Mutsuz, çatışma ortasında büyüyen bir çocuk hayatın ilerleyen senelerında bu duruma alıştığı için hayatında da bu durumu olağanlaştırır. Yetişkin olup evlendiği vakit da küçüklükten bu yana gördüğü hayatış olduğu durumu hayatına aktarır. Çatışmalar ortasında yetişen bir birey için sizce tartışmak, bağırmak tahminen de şiddet olağandışı bir durumu mudur? Tabi ki her bireyde tıpkı tesirler yaşanacak diye bir şey kelam konusu değil bu durum tam aykırısı biçimde de olabilir, nasıl mı? Sorunlarda yorulan bir birey “ben çocuğuma bunu yaşatmayacağım, üzmeyeceğim ve ne isterse yapacağım” kanısını benimseye bilir. Bu durumun bir daha sonra ki adımı ise çocuğuna karşı sonsuz anlayış getirmesi. Ya da kendi ailesinde sorun yaşayan ebeveynler çocuklarına bu durumu hissetmek istemezler ve “aman çocuklar üzülmesin” diye literatürlerinden “hayır” sözünü çıkartırlar. Artık sizlerden gelen yansıyı duyar üzereyim “ pekala daima bu kadar katımı olacağız?” Hayır doğal ki de o kadar acımasız olmayacaksınız. Çocuklarının istekleri kıymetli, çocukların isteklerini söylemesi istediğimiz bir şey kişiselliğini gözler önüne serdiği bir durum. Özgüven gelişimi için kendi fikir ve hislerini tabir etmesi gerekiyor lakin bu süreçte “aman kâfi ki özgüveni gelişsin” diye çocuğa hudut koymamak gerçek bir davranış değildir. Çocuklar ister, daima ister her vakit daha fazlasını ister değerli olan nerde durması gerektiğini göstermeniz. Ailelerin ve aile büyüklüklerinin yaptığı en büyük kusur çocuğun büyümesini beklemektir.
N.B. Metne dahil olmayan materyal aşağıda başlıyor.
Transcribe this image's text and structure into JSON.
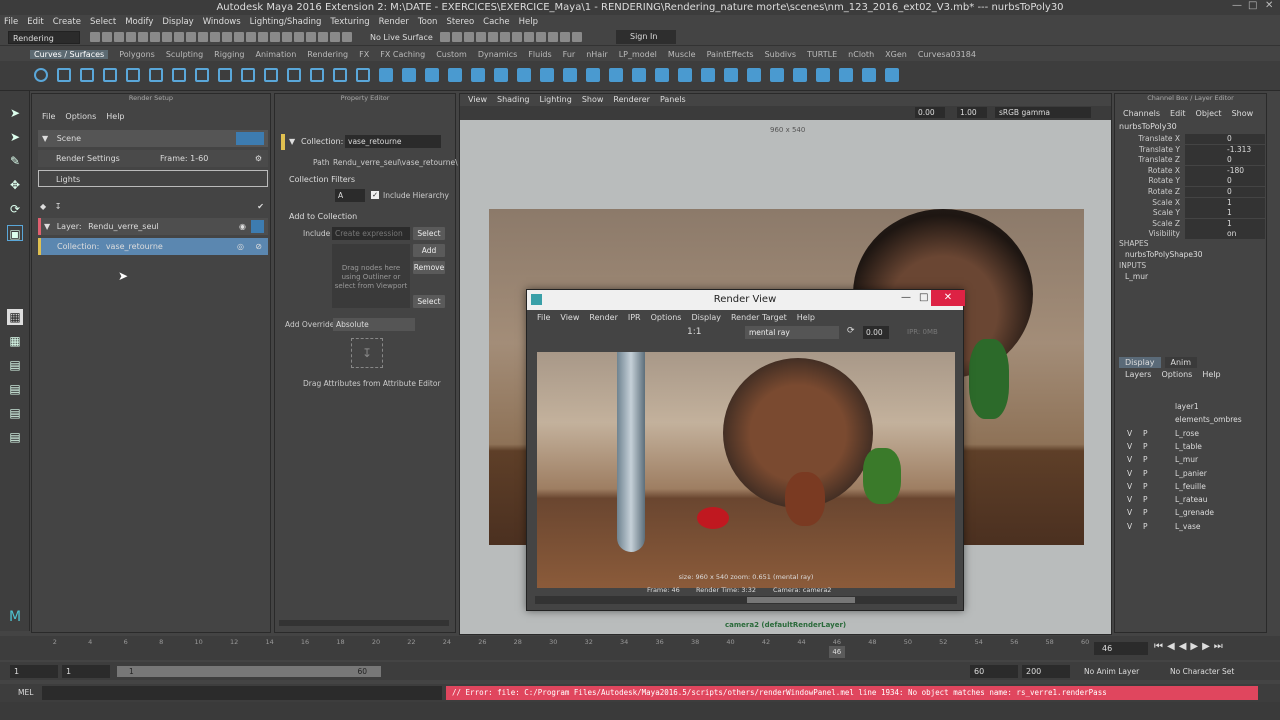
{
  "window": {
    "title": "Autodesk Maya 2016 Extension 2: M:\\DATE - EXERCICES\\EXERCICE_Maya\\1 - RENDERING\\Rendering_nature morte\\scenes\\nm_123_2016_ext02_V3.mb*   ---   nurbsToPoly30"
  },
  "menubar": [
    "File",
    "Edit",
    "Create",
    "Select",
    "Modify",
    "Display",
    "Windows",
    "Lighting/Shading",
    "Texturing",
    "Render",
    "Toon",
    "Stereo",
    "Cache",
    "Help"
  ],
  "statusline": {
    "mode": "Rendering",
    "live_surface": "No Live Surface",
    "signin": "Sign In"
  },
  "shelf_tabs": [
    "Curves / Surfaces",
    "Polygons",
    "Sculpting",
    "Rigging",
    "Animation",
    "Rendering",
    "FX",
    "FX Caching",
    "Custom",
    "Dynamics",
    "Fluids",
    "Fur",
    "nHair",
    "LP_model",
    "Muscle",
    "PaintEffects",
    "Subdivs",
    "TURTLE",
    "nCloth",
    "XGen",
    "Curvesa03184"
  ],
  "render_setup": {
    "title": "Render Setup",
    "menu": [
      "File",
      "Options",
      "Help"
    ],
    "scene_label": "Scene",
    "render_settings": "Render Settings",
    "frame": "Frame: 1-60",
    "lights": "Lights",
    "layer_label": "Layer:",
    "layer_name": "Rendu_verre_seul",
    "collection_label": "Collection:",
    "collection_name": "vase_retourne"
  },
  "property_editor": {
    "title": "Property Editor",
    "collection_label": "Collection:",
    "collection_value": "vase_retourne",
    "path_label": "Path",
    "path_value": "Rendu_verre_seul\\vase_retourne\\",
    "filters_title": "Collection Filters",
    "filter_value": "A",
    "include_hierarchy": "Include Hierarchy",
    "add_title": "Add to Collection",
    "include_label": "Include",
    "include_placeholder": "Create expression",
    "select_btn": "Select",
    "add_btn": "Add",
    "remove_btn": "Remove",
    "select_btn2": "Select",
    "drag_text": "Drag nodes here using Outliner or select from Viewport",
    "override_label": "Add Override",
    "override_value": "Absolute",
    "drag_attr_text": "Drag Attributes from Attribute Editor"
  },
  "viewport": {
    "menu": [
      "View",
      "Shading",
      "Lighting",
      "Show",
      "Renderer",
      "Panels"
    ],
    "exposure": "0.00",
    "gamma": "1.00",
    "colorspace": "sRGB gamma",
    "resolution": "960 x 540",
    "camera_label": "camera2 (defaultRenderLayer)"
  },
  "render_view": {
    "title": "Render View",
    "menu": [
      "File",
      "View",
      "Render",
      "IPR",
      "Options",
      "Display",
      "Render Target",
      "Help"
    ],
    "ratio": "1:1",
    "renderer": "mental ray",
    "value": "0.00",
    "ipr": "IPR: 0MB",
    "size_info": "size: 960 x 540  zoom: 0.651        (mental ray)",
    "frame_info": "Frame: 46",
    "render_time": "Render Time:  3:32",
    "camera_info": "Camera: camera2"
  },
  "channel_box": {
    "title": "Channel Box / Layer Editor",
    "menu": [
      "Channels",
      "Edit",
      "Object",
      "Show"
    ],
    "object": "nurbsToPoly30",
    "attributes": [
      {
        "name": "Translate X",
        "value": "0"
      },
      {
        "name": "Translate Y",
        "value": "-1.313"
      },
      {
        "name": "Translate Z",
        "value": "0"
      },
      {
        "name": "Rotate X",
        "value": "-180"
      },
      {
        "name": "Rotate Y",
        "value": "0"
      },
      {
        "name": "Rotate Z",
        "value": "0"
      },
      {
        "name": "Scale X",
        "value": "1"
      },
      {
        "name": "Scale Y",
        "value": "1"
      },
      {
        "name": "Scale Z",
        "value": "1"
      },
      {
        "name": "Visibility",
        "value": "on"
      }
    ],
    "shapes_label": "SHAPES",
    "shape_name": "nurbsToPolyShape30",
    "inputs_label": "INPUTS",
    "input_name": "L_mur",
    "tabs": [
      "Display",
      "Anim"
    ],
    "layer_menu": [
      "Layers",
      "Options",
      "Help"
    ],
    "layers": [
      {
        "v": "",
        "p": "",
        "name": "layer1"
      },
      {
        "v": "",
        "p": "",
        "name": "elements_ombres"
      },
      {
        "v": "V",
        "p": "P",
        "name": "L_rose"
      },
      {
        "v": "V",
        "p": "P",
        "name": "L_table"
      },
      {
        "v": "V",
        "p": "P",
        "name": "L_mur"
      },
      {
        "v": "V",
        "p": "P",
        "name": "L_panier"
      },
      {
        "v": "V",
        "p": "P",
        "name": "L_feuille"
      },
      {
        "v": "V",
        "p": "P",
        "name": "L_rateau"
      },
      {
        "v": "V",
        "p": "P",
        "name": "L_grenade"
      },
      {
        "v": "V",
        "p": "P",
        "name": "L_vase"
      }
    ]
  },
  "timeline": {
    "ticks": [
      "2",
      "4",
      "6",
      "8",
      "10",
      "12",
      "14",
      "16",
      "18",
      "20",
      "22",
      "24",
      "26",
      "28",
      "30",
      "32",
      "34",
      "36",
      "38",
      "40",
      "42",
      "44",
      "46",
      "48",
      "50",
      "52",
      "54",
      "56",
      "58",
      "60"
    ],
    "current_frame": "46",
    "range_start": "1",
    "range_start2": "1",
    "slider_start": "1",
    "slider_end": "60",
    "end1": "60",
    "end2": "200",
    "anim_layer": "No Anim Layer",
    "char_set": "No Character Set"
  },
  "command": {
    "label": "MEL",
    "error": "// Error: file: C:/Program Files/Autodesk/Maya2016.5/scripts/others/renderWindowPanel.mel line 1934: No object matches name: rs_verre1.renderPass"
  }
}
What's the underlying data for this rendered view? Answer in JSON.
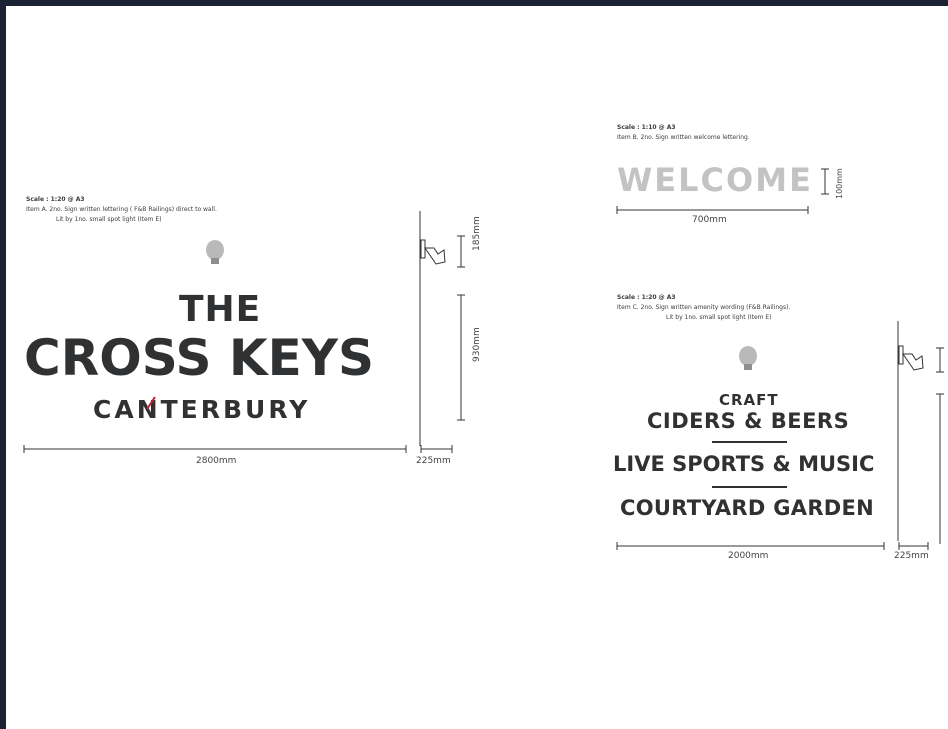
{
  "item_a": {
    "scale": "Scale : 1:20 @ A3",
    "note1": "Item A. 2no. Sign written lettering ( F&B Railings) direct to wall.",
    "note2": "Lit by 1no. small spot light (Item E)",
    "line_the": "THE",
    "line_main": "CROSS KEYS",
    "line_town": "CANTERBURY",
    "dim_width": "2800mm",
    "dim_depth": "225mm",
    "dim_light": "185mm",
    "dim_height": "930mm"
  },
  "item_b": {
    "scale": "Scale : 1:10 @ A3",
    "note1": "Item B. 2no. Sign written welcome lettering.",
    "word": "WELCOME",
    "dim_width": "700mm",
    "dim_height": "100mm"
  },
  "item_c": {
    "scale": "Scale : 1:20 @ A3",
    "note1": "Item C. 2no. Sign written amenity wording (F&B Railings).",
    "note2": "Lit by 1no. small spot light (Item E)",
    "line1": "CRAFT",
    "line2": "CIDERS & BEERS",
    "line3": "LIVE SPORTS & MUSIC",
    "line4": "COURTYARD GARDEN",
    "dim_width": "2000mm",
    "dim_depth": "225mm"
  },
  "colors": {
    "background": "#1b2233",
    "sheet": "#ffffff",
    "lettering": "#2f3133",
    "welcome": "#c3c3c3",
    "accent": "#c0262d"
  }
}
Büyüdüğü vakit kurallar koymaya başlanır lakin bu noktada çocuğun kişilik gelişimi biriktirdiği datalarla şekillenir bu nokta unutulmamalı.
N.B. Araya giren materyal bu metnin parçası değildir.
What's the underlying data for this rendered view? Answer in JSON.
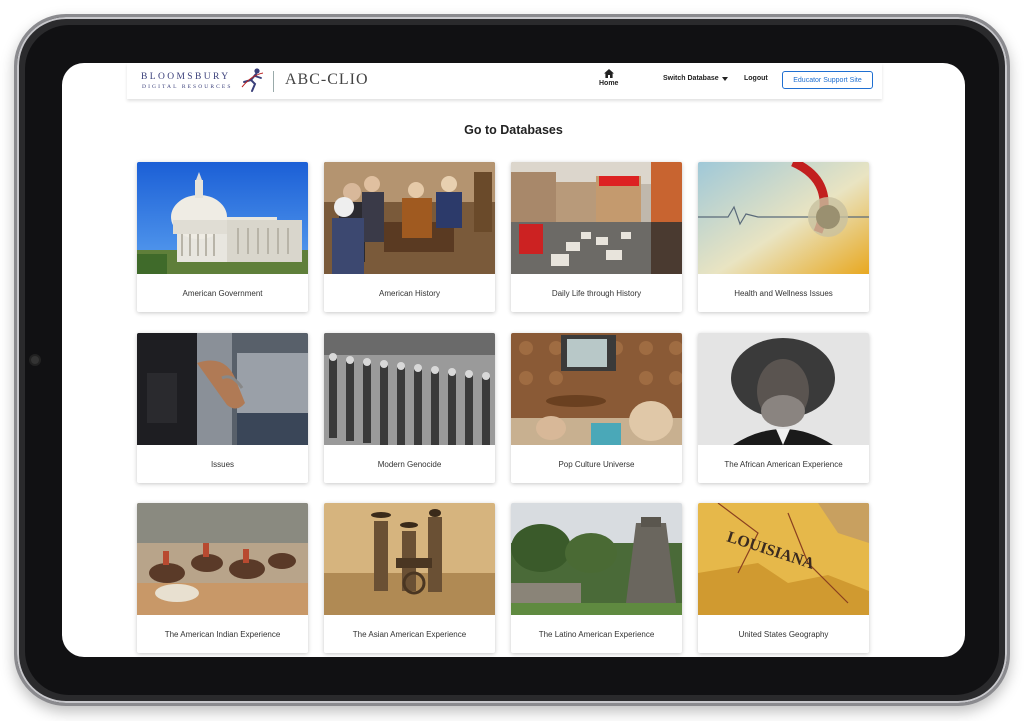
{
  "header": {
    "bloomsbury_line1": "BLOOMSBURY",
    "bloomsbury_line2": "DIGITAL RESOURCES",
    "brand": "ABC-CLIO",
    "home_label": "Home",
    "switch_label": "Switch Database",
    "logout_label": "Logout",
    "educator_label": "Educator Support Site"
  },
  "main": {
    "title": "Go to Databases",
    "cards": [
      {
        "label": "American Government"
      },
      {
        "label": "American History"
      },
      {
        "label": "Daily Life through History"
      },
      {
        "label": "Health and Wellness Issues"
      },
      {
        "label": "Issues"
      },
      {
        "label": "Modern Genocide"
      },
      {
        "label": "Pop Culture Universe"
      },
      {
        "label": "The African American Experience"
      },
      {
        "label": "The American Indian Experience"
      },
      {
        "label": "The Asian American Experience"
      },
      {
        "label": "The Latino American Experience"
      },
      {
        "label": "United States Geography"
      }
    ]
  },
  "colors": {
    "accent": "#1f6fd1",
    "device_frame": "#2a2a2c"
  },
  "icons": [
    "home-icon",
    "caret-down-icon",
    "runner-logo-icon"
  ]
}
Ebeveynler çocukları ile irtibat kurmaya anne karnında başlaması ve ilerleyen süreçte bahis ne olursa olsun yaşına ve anlayacağı lisanda anlatması epeyce değerlidir. Fikirleri alınmalı ve ortak yol bulunarak sonuca gidilmeli. Şayet çocuğun yaptığı davranış onaylanmıyorsa mantıklı ve dengeli bir açıklama yapılmalı. Neyi niye yapmaması gerektiğini anlayan çocuğun davranışlarının oturması hayli daha kolay olur ve yanlışsız olanda budur. Küçük yaşlar da açıklama yapılarak ilerleyen yaşlarda aile toplantıları ile uzlaşmaya varılması çocuğun hem aile olan inancını pekiştirir hemde şahsi gelişimi için son derece kıymetlidir.

Memnun çocuklar istiyorsak, çocuklarınızı önemseyin ve paha verin. Çocuklar alınan değerli oyuncaklarla kendilerini kıymetli hissetmez, fikirlerinin önemsenmesi ile pahalarını hissederler.